Portfolio Management

Many institutional portfolios are managed by several different managers. This provides several advantages. Each manager might have a particular specialty, dividend-paying stocks, technology stocks or municipal bonds, for example. The institution can consider the track records and organizational strength of a group of managers in a given category and construct its portfolio with a chosen few. If certain managers fail to measure up, they can be terminated. This helps to build a “best of breed” group of managers, which may increase the likelihood of success.

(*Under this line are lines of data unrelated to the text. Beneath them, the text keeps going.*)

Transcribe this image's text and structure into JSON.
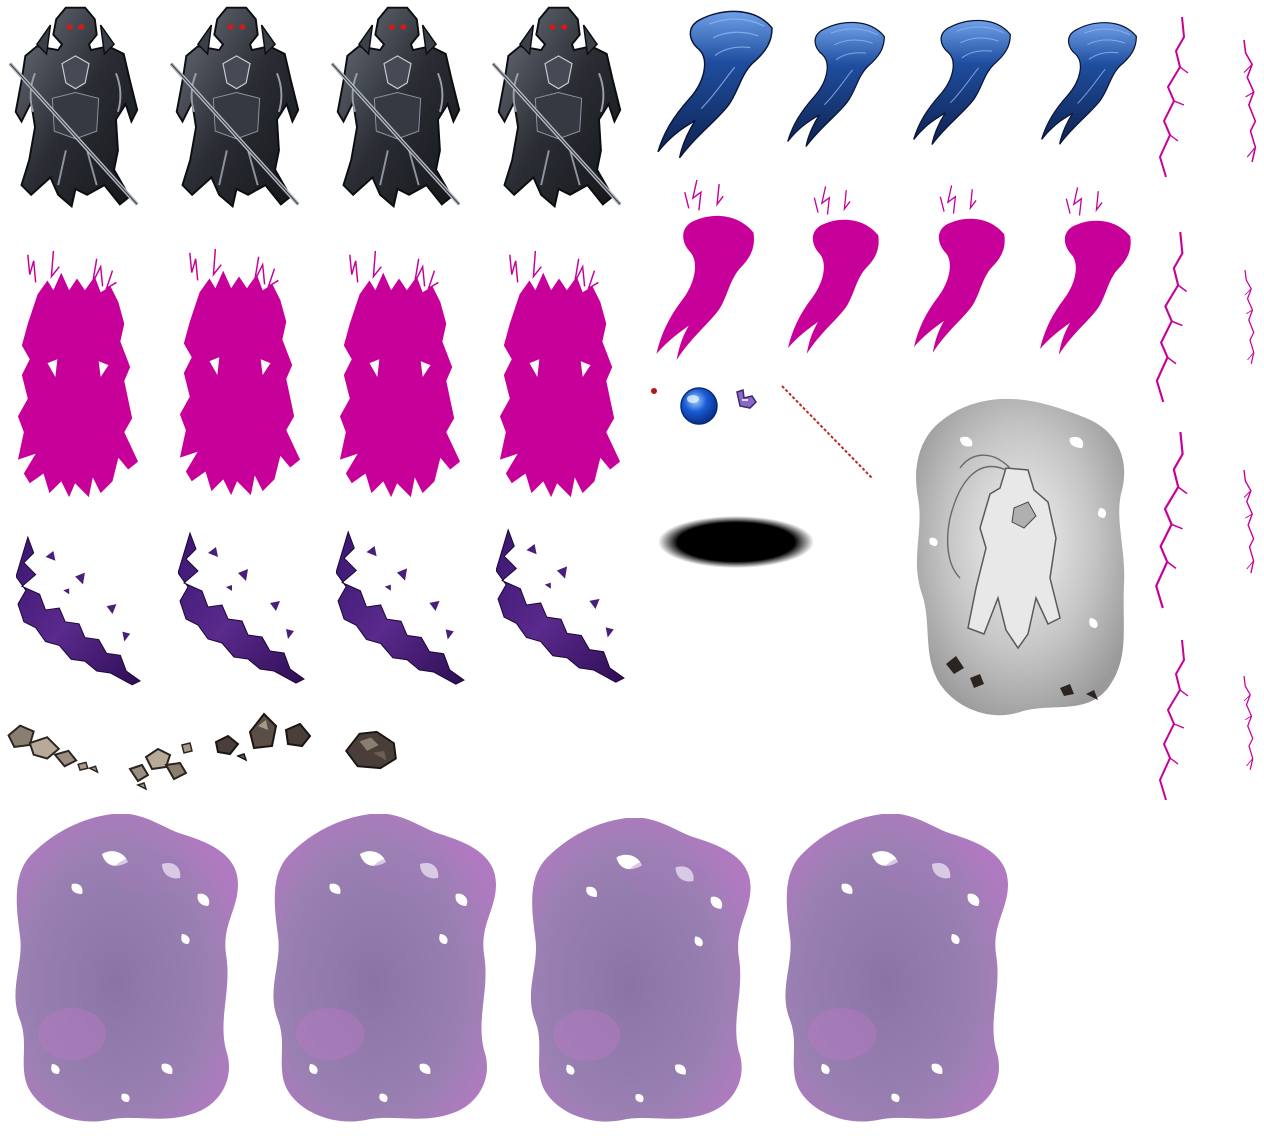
{
  "sheet": {
    "background": "#ffffff",
    "colors": {
      "armor_dark": "#2a2d33",
      "armor_mid": "#5a606b",
      "armor_light": "#c9ced6",
      "eye_red": "#d11a1a",
      "plume_dark": "#0e2250",
      "plume_mid": "#1f4d9e",
      "plume_light": "#6fa0e8",
      "magenta_mask": "#c8009a",
      "purple_dark": "#2e0d55",
      "purple_mid": "#5a2a8c",
      "rock_dark": "#2b2420",
      "rock_light": "#b8aa98",
      "orb_blue": "#1a5ad6",
      "orb_highlight": "#9fd0ff",
      "shadow": "#000000",
      "smoke_purple": "#8c72a8",
      "smoke_pink": "#b07ac0",
      "ghost_gray": "#9a9a9a"
    },
    "rows": [
      {
        "id": "armored-knight",
        "frames": 4,
        "icon": "armored-knight-icon"
      },
      {
        "id": "plume",
        "frames": 4,
        "icon": "hair-plume-icon"
      },
      {
        "id": "knight-mask",
        "frames": 4,
        "icon": "magenta-silhouette-icon"
      },
      {
        "id": "plume-mask",
        "frames": 4,
        "icon": "magenta-plume-icon"
      },
      {
        "id": "dark-slash",
        "frames": 4,
        "icon": "purple-slash-icon"
      },
      {
        "id": "rubble",
        "frames": 4,
        "icon": "rock-debris-icon"
      },
      {
        "id": "smoke-cloud",
        "frames": 4,
        "icon": "purple-smoke-icon"
      },
      {
        "id": "lightning-strands",
        "frames": 8,
        "icon": "magenta-lightning-icon"
      }
    ],
    "singles": [
      {
        "id": "small-red-dot",
        "icon": "red-dot-icon"
      },
      {
        "id": "blue-orb",
        "icon": "blue-orb-icon"
      },
      {
        "id": "small-glyph",
        "icon": "purple-glyph-icon"
      },
      {
        "id": "red-dotted-line",
        "icon": "red-line-icon"
      },
      {
        "id": "ground-shadow",
        "icon": "shadow-ellipse-icon"
      },
      {
        "id": "ghost-knight",
        "icon": "ghost-knight-icon"
      }
    ]
  }
}
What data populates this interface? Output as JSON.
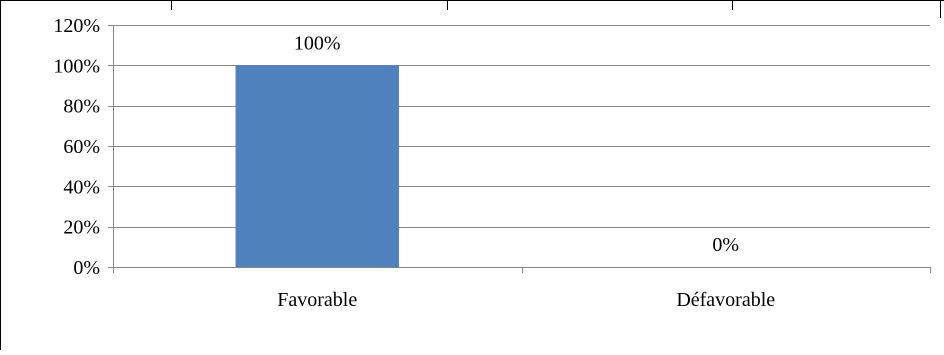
{
  "chart_data": {
    "type": "bar",
    "categories": [
      "Favorable",
      "Défavorable"
    ],
    "series": [
      {
        "values": [
          100,
          0
        ],
        "color": "#4F81BD"
      }
    ],
    "data_labels": [
      "100%",
      "0%"
    ],
    "ylim": [
      0,
      120
    ],
    "y_ticks": [
      0,
      20,
      40,
      60,
      80,
      100,
      120
    ],
    "y_tick_labels": [
      "0%",
      "20%",
      "40%",
      "60%",
      "80%",
      "100%",
      "120%"
    ],
    "grid": true,
    "title": "",
    "xlabel": "",
    "ylabel": ""
  }
}
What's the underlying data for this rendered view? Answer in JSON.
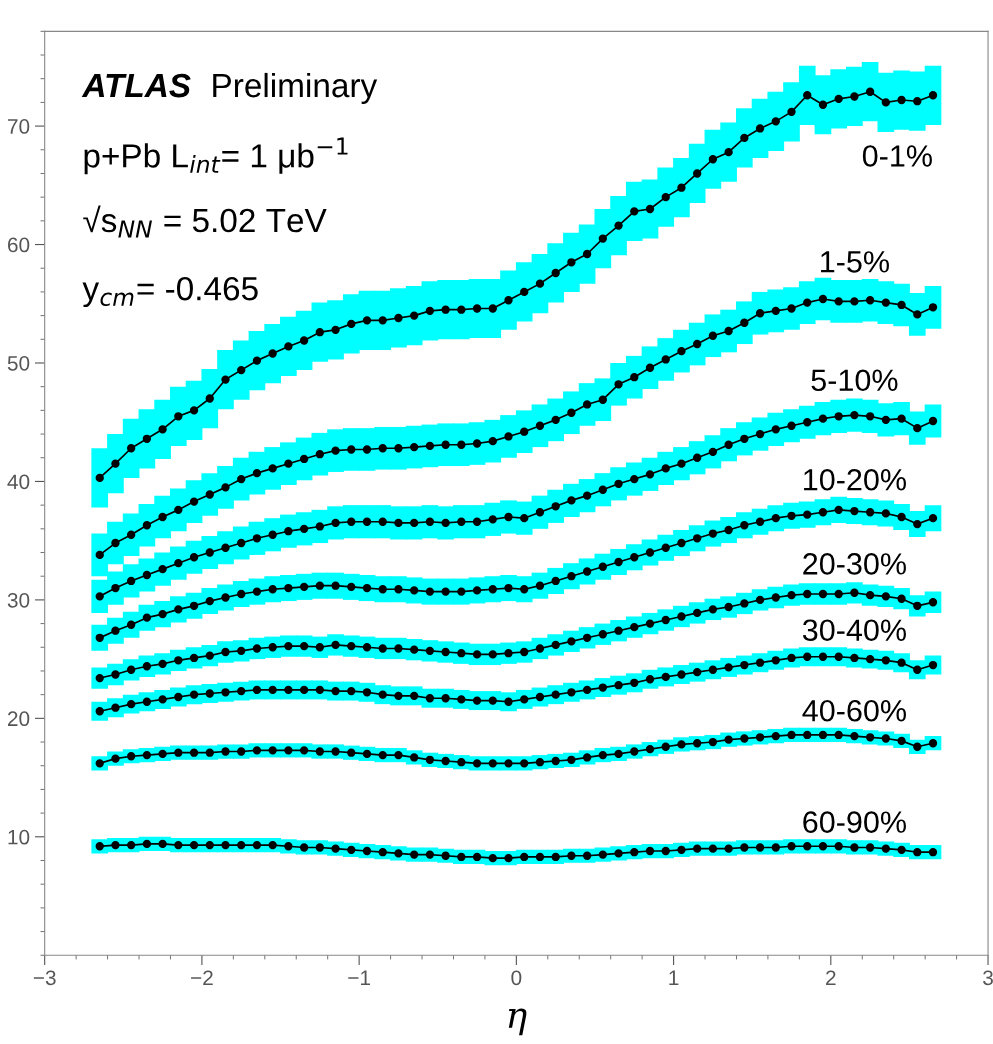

Several studies conducted since 1986 argue that investment policy accounts for 94% of the variation in returns in a portfolio, leaving market timing and stock selection to account for only 6%. This suggests that if an investor is going to delegate investment decisions, it is more effective to grant full asset-allocation responsibility to the manager as well. Otherwise, 94% of the portfolio's performance responsibility is retained by the investment committee, because it decides how much the manager of each strategy specialty is given to invest.

On the other hand the committee might choose several managers and provide investment policy instructions to invest the funds as though they represented the client's entire portfolio and allow each to select from any asset class, stocks bonds, cash, international, real estate, etc., to pursue the best risk-aware return they can. The modifier “risk-aware” is included to recognize the fact that the more risk a portfolio manager takes, the more total return will be expected to compensate the client for assuming that additional risk.

Individual investors can also enjoy success with this procedure. Mutual funds that have considerable latitude as to asset class choice can be selected and monitored for persistence of performance and continuity of the management team. Funds that pro-actively seek to reduce risk or increase performance by shifting assets between asset classes based on their relative values and do it well are especially valued but hard to find. A collection of potential replacement funds is also studied in case a change is required at some future time.

It is important to bear in mind that if the portfolio is properly diversified, not all the funds will have always have good years. If every fund does well, the investor is probably not well diversified. When a fund has a sub-par year it does not indicate that a track record accumulated over many years has become meaningless. Rebalancing by shifting assets from the best performing funds to the lesser performing ones is an accepted practice to make use of temporary underperformance.

Investing in mutual funds involves risk, including possible loss of principal. 

There is no guarantee that a diversified portfolio will enhance overall returns or outperform a non-diversified portfolio. Diversification does not protect against market risk.

Rebalancing a portfolio may cause investors to incur tax liabilities and/or transaction costs and does not assure a profit or protect against a loss.